I think I would have been a lot better off if my stepfather had accidentally killed me during a beating. I wouldn't have grown up into this thing that feels like the world is slipping away constantly, and I'm losing all of my battles, and I'm not even having fun making up my own stories anymore, and that was the one thing that kept me alive and sane when I was a kid.
I've spent my life trying to just get by. I was advised as a very young boy that it was best to bottle your shit up. Keep bottling it up until it becomes unbearable, then take it out on some poor prick. His offense doesn't have to be that bad, just enough to break the camel's back. And when it's done, go back to bottling it up until next time. I do bottle a lot of things up. I completely get it when Bruce Banner says, "I'm always angry." Because I fucking am. The world is unfair. I've known that longer than most people I grew up with. But as an adult I've always fought for the world to be fair. For people to stop taking advantage of others. Every time you see me rant and rave about the dipshits and fuckfaces taking advantage of us all, that's me trying to bring some balance to the world. I can't make the changes. I can only make people aware. If enough of us are aware, maybe we can gang up on the bastards.
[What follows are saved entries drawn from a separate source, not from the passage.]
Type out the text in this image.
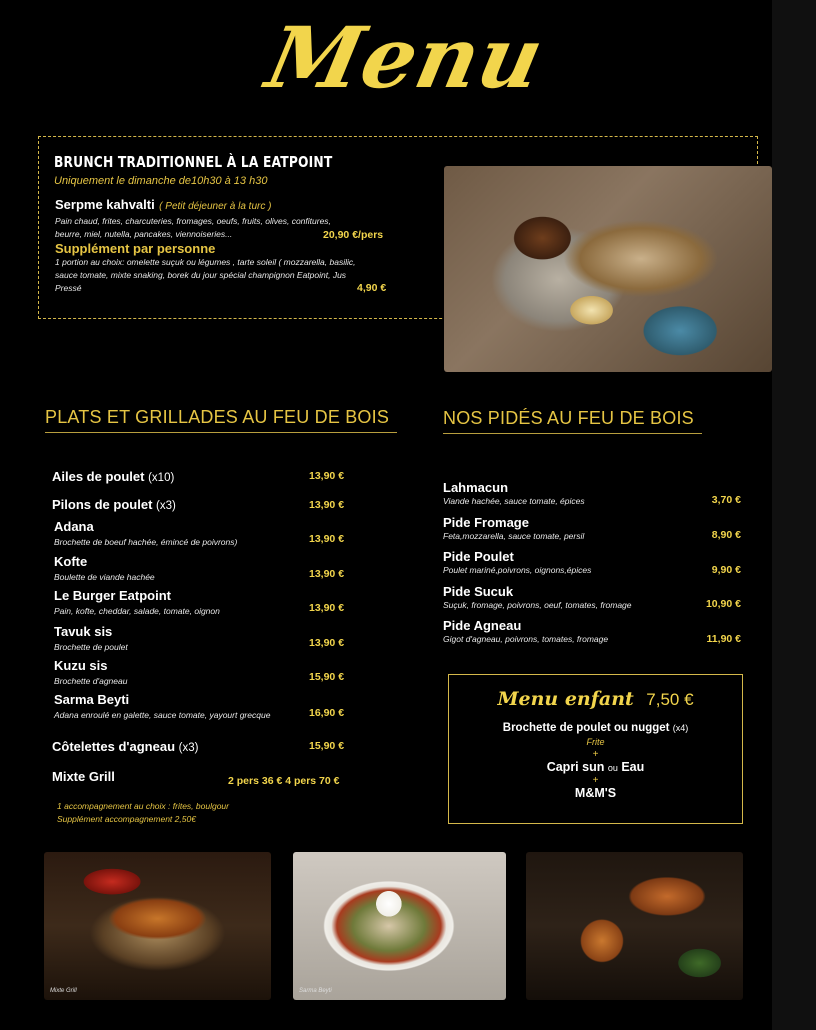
Menu
BRUNCH TRADITIONNEL À LA EATPOINT
Uniquement le dimanche de10h30 à 13 h30
Serpme kahvalti ( Petit déjeuner à la turc )
Pain chaud, frites, charcuteries, fromages, oeufs, fruits, olives, confitures, beurre, miel, nutella, pancakes, viennoiseries...	20,90 €/pers
Supplément par personne
1 portion au choix: omelette suçuk ou légumes , tarte soleil ( mozzarella, basilic, sauce tomate, mixte snaking, borek du jour spécial champignon Eatpoint, Jus Pressé	4,90 €
PLATS ET GRILLADES AU FEU DE BOIS
Ailes de poulet (x10)	13,90 €
Pilons de poulet (x3)	13,90 €
Adana
Brochette de boeuf hachée, émincé de poivrons)	13,90 €
Kofte
Boulette de viande hachée	13,90 €
Le Burger Eatpoint
Pain, kofte, cheddar, salade, tomate, oignon	13,90 €
Tavuk sis
Brochette de poulet	13,90 €
Kuzu sis
Brochette d'agneau	15,90 €
Sarma Beyti
Adana enroulé en galette, sauce tomate, yayourt grecque	16,90 €
Côtelettes d'agneau (x3)	15,90 €
Mixte Grill	2 pers 36 € 4 pers 70 €
1 accompagnement au choix : frites, boulgour
Supplément accompagnement 2,50€
NOS PIDÉS AU FEU DE BOIS
Lahmacun
Viande hachée, sauce tomate, épices	3,70 €
Pide Fromage
Feta,mozzarella, sauce tomate, persil	8,90 €
Pide Poulet
Poulet mariné,poivrons, oignons,épices	9,90 €
Pide Sucuk
Suçuk, fromage, poivrons, oeuf, tomates, fromage	10,90 €
Pide Agneau
Gigot d'agneau, poivrons, tomates, fromage	11,90 €
Menu enfant 7,50 €
Brochette de poulet ou nugget (x4)
Frite
+
Capri sun ou Eau
+
M&M'S
Mixte Grill	Sarma Beyti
But I can't lash out. I can't take it out on some poor prick. Because I know what I'm like when the rage has taken me over. Instead I self-immolate. I take it out on myself, because if I took it out on someone else, I'm certain I would go to prison for a very long time, and rightfully so.
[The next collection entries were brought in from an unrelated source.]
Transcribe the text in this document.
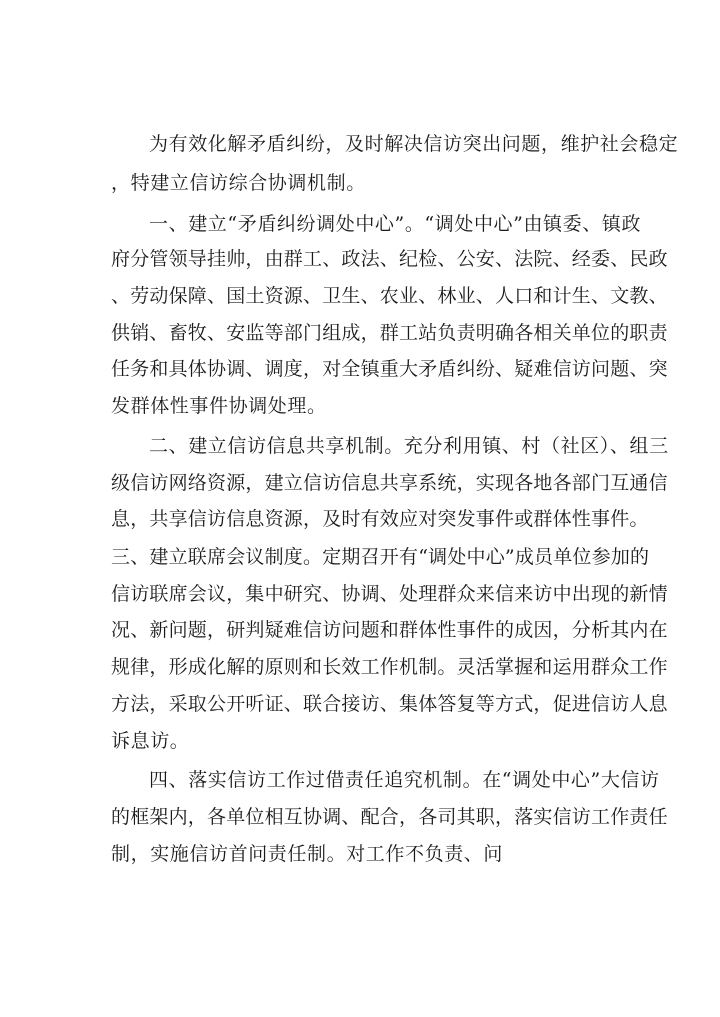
为有效化解矛盾纠纷，及时解决信访突出问题，维护社会稳定
，特建立信访综合协调机制。
一、建立“矛盾纠纷调处中心”。“调处中心”由镇委、镇政
府分管领导挂帅，由群工、政法、纪检、公安、法院、经委、民政
、劳动保障、国土资源、卫生、农业、林业、人口和计生、文教、
供销、畜牧、安监等部门组成，群工站负责明确各相关单位的职责
任务和具体协调、调度，对全镇重大矛盾纠纷、疑难信访问题、突
发群体性事件协调处理。
二、建立信访信息共享机制。充分利用镇、村（社区）、组三
级信访网络资源，建立信访信息共享系统，实现各地各部门互通信
息，共享信访信息资源，及时有效应对突发事件或群体性事件。
三、建立联席会议制度。定期召开有“调处中心”成员单位参加的
信访联席会议，集中研究、协调、处理群众来信来访中出现的新情
况、新问题，研判疑难信访问题和群体性事件的成因，分析其内在
规律，形成化解的原则和长效工作机制。灵活掌握和运用群众工作
方法，采取公开听证、联合接访、集体答复等方式，促进信访人息
诉息访。
四、落实信访工作过借责任追究机制。在“调处中心”大信访
的框架内，各单位相互协调、配合，各司其职，落实信访工作责任
制，实施信访首问责任制。对工作不负责、问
And that's a man's greatest achievement, isn't it? Destroy yourself before someone else has the chance to. As much as I tried to avoid the manly lessons, I adopted the most horrifying one of them all.
Doesn't it say something that the manliest man of my youth, Arnold Swarzenegger, is on a mission to help young men find real lessons instead of the toxic bullshit that's been handed down for centuries?
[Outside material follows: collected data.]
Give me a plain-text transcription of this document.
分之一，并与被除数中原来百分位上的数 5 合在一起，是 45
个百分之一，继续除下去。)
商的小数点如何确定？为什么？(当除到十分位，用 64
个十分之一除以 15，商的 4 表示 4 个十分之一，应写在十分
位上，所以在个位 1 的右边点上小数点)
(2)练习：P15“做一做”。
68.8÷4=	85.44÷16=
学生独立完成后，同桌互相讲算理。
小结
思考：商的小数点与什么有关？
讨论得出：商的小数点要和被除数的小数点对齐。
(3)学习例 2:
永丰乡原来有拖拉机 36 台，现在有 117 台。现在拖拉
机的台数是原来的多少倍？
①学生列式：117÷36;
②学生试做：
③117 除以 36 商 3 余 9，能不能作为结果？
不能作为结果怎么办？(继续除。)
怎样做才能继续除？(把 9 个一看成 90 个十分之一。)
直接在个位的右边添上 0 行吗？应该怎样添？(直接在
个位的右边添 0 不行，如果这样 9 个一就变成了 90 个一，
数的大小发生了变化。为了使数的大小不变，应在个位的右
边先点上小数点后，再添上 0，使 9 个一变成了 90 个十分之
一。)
I listen to him. I try. I want to be a better person, but holy fuck, I got a raw deal nearly from the start. There's shit in the DNA of my mind that will never come out, no matter how much I twist and turn the knot. I don't think Alexander the Great could cut this fucking thing.
We do so much damage to our children in the name of wanting them to be good people that we will never understand our own destructive natures. Every time I see some asshole saying something stupid on TV or, more likely, in the House of Representatives, I remind myself that they were children once. That someone visited this horror on them, and they have no idea how bad their problem is. They think they're normal. They think it's OK to boobytrap the Rio Grande, and when some kid gets hurt or even killed, fuck 'em. Because they're not Americans, dammit. Only Americans are people.
I think I've worn myself out. I'm going to post one more GF before my hiatus. It will probably be on Thursday, and I'm going to try to not be my own subject. It seems like every time I write something these days it's about me and my problems. I did some good tonight. I no longer feel the despair I started with. I feel like I made a few good points to myself, things to work on. But something's got to give. I can't see myself continuing like this for another ten, twenty, thirty years. I hope I'll find a way to shed this thing (and the two others I won't mention). It would be nice to make it to 50 without burning out like a supernova.